Quand elle s'assoit — au bureau, en réunion, au restaurant —, Anne se croise les jambes. Elle ne devrait pas, elle le sait : se croiser les jambes favorise l'apparition des varices. Elle l'a lu quelque part. Anne n'a cependant pas trouvé d'autre façon de s'asseoir avec élégance. Tant pis.

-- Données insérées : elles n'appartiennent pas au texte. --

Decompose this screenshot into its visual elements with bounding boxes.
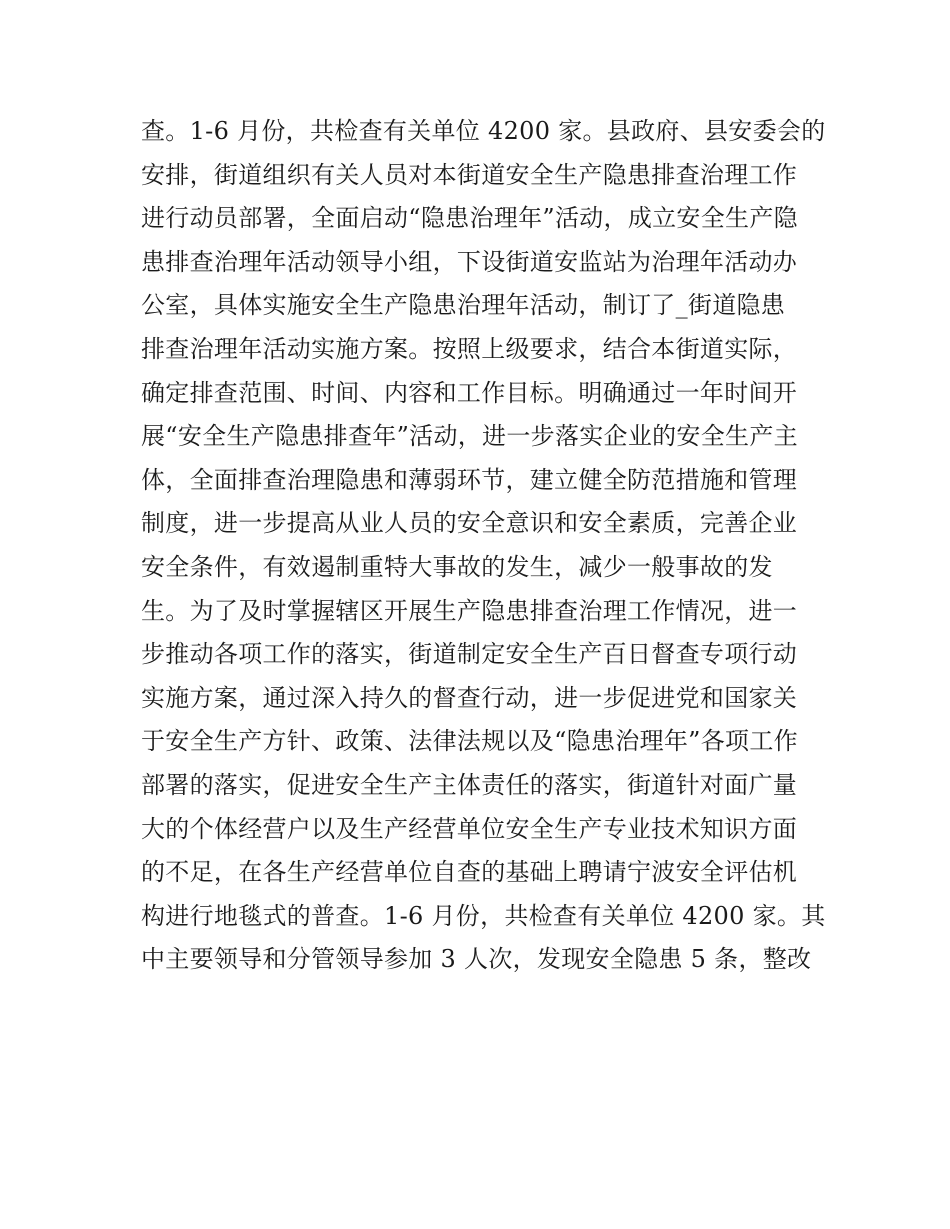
text-line: 查。1-6 月份，共检查有关单位 4200 家。县政府、县安委会的: [141, 117, 826, 145]
text-line: 中主要领导和分管领导参加 3 人次，发现安全隐患 5 条，整改: [141, 945, 812, 974]
text-line: 生。为了及时掌握辖区开展生产隐患排查治理工作情况，进一: [141, 596, 798, 625]
text-line: 排查治理年活动实施方案。按照上级要求，结合本街道实际，: [141, 334, 798, 363]
text-line: 展“安全生产隐患排查年”活动，进一步落实企业的安全生产主: [141, 422, 798, 451]
text-line: 构进行地毯式的普查。1-6 月份，共检查有关单位 4200 家。其: [141, 901, 826, 930]
text-line: 步推动各项工作的落实，街道制定安全生产百日督查专项行动: [141, 640, 798, 669]
text-line: 安全条件，有效遏制重特大事故的发生，减少一般事故的发: [141, 552, 773, 581]
body-text: [141, 110, 826, 982]
text-line: 于安全生产方针、政策、法律法规以及“隐患治理年”各项工作: [141, 727, 798, 756]
text-line: 安排，街道组织有关人员对本街道安全生产隐患排查治理工作: [141, 160, 798, 189]
text-line: 患排查治理年活动领导小组，下设街道安监站为治理年活动办: [141, 247, 798, 276]
text-line: 制度，进一步提高从业人员的安全意识和安全素质，完善企业: [141, 509, 798, 538]
text-line: 的不足，在各生产经营单位自查的基础上聘请宁波安全评估机: [141, 858, 798, 887]
text-line: 实施方案，通过深入持久的督查行动，进一步促进党和国家关: [141, 683, 798, 712]
text-line: 进行动员部署，全面启动“隐患治理年”活动，成立安全生产隐: [141, 204, 798, 233]
text-line: 部署的落实，促进安全生产主体责任的落实，街道针对面广量: [141, 770, 798, 799]
text-line: 确定排查范围、时间、内容和工作目标。明确通过一年时间开: [141, 378, 798, 407]
text-line: 公室，具体实施安全生产隐患治理年活动，制订了_街道隐患: [141, 291, 786, 320]
text-line: 大的个体经营户以及生产经营单位安全生产专业技术知识方面: [141, 814, 798, 843]
text-line: 体，全面排查治理隐患和薄弱环节，建立健全防范措施和管理: [141, 465, 798, 494]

Le matin, quand elle sort de la douche et qu'elle sèche son corps mouillé, Anne regarde les veines bleues qui semblent vouloir se dessiner sur ses jambes. Bientôt, Anne devra donc se contenter d'être élégante en pantalon.

dimanche 5 décembre 2010

Toilettes publiques

Quand elle va aux toilettes publiques, Claire n'aime pas voir le visage de celle qui a fait pipi avant elle. Elle préfère ne pas savoir quelles fesses ont touché le bol avant les siennes, quelles mains ont tiré la chasse d'eau avant d'être lavées. Quand elle le peut, Claire choisit une cabine vide en contournant poliment la porte qu'une autre a tenue ouverte pour elle. Sinon, elle se glisse à toute vitesse entre les murs en gardant les yeux baissés.

mercredi 1 décembre 2010

Des bananes

Anne revient du marché. Elle a acheté du basilic, des épinards, du pain de ménage, du fromage, des pâtes fraîches, un ananas, des bananes, entres autres. Elle range les herbes, les pâtes et le fromage au frigo. Le reste de la commande sur le comptoir. Les bananes bien jaunes sont allées remplacer les autres, bien brunes, dans le panier à fruit.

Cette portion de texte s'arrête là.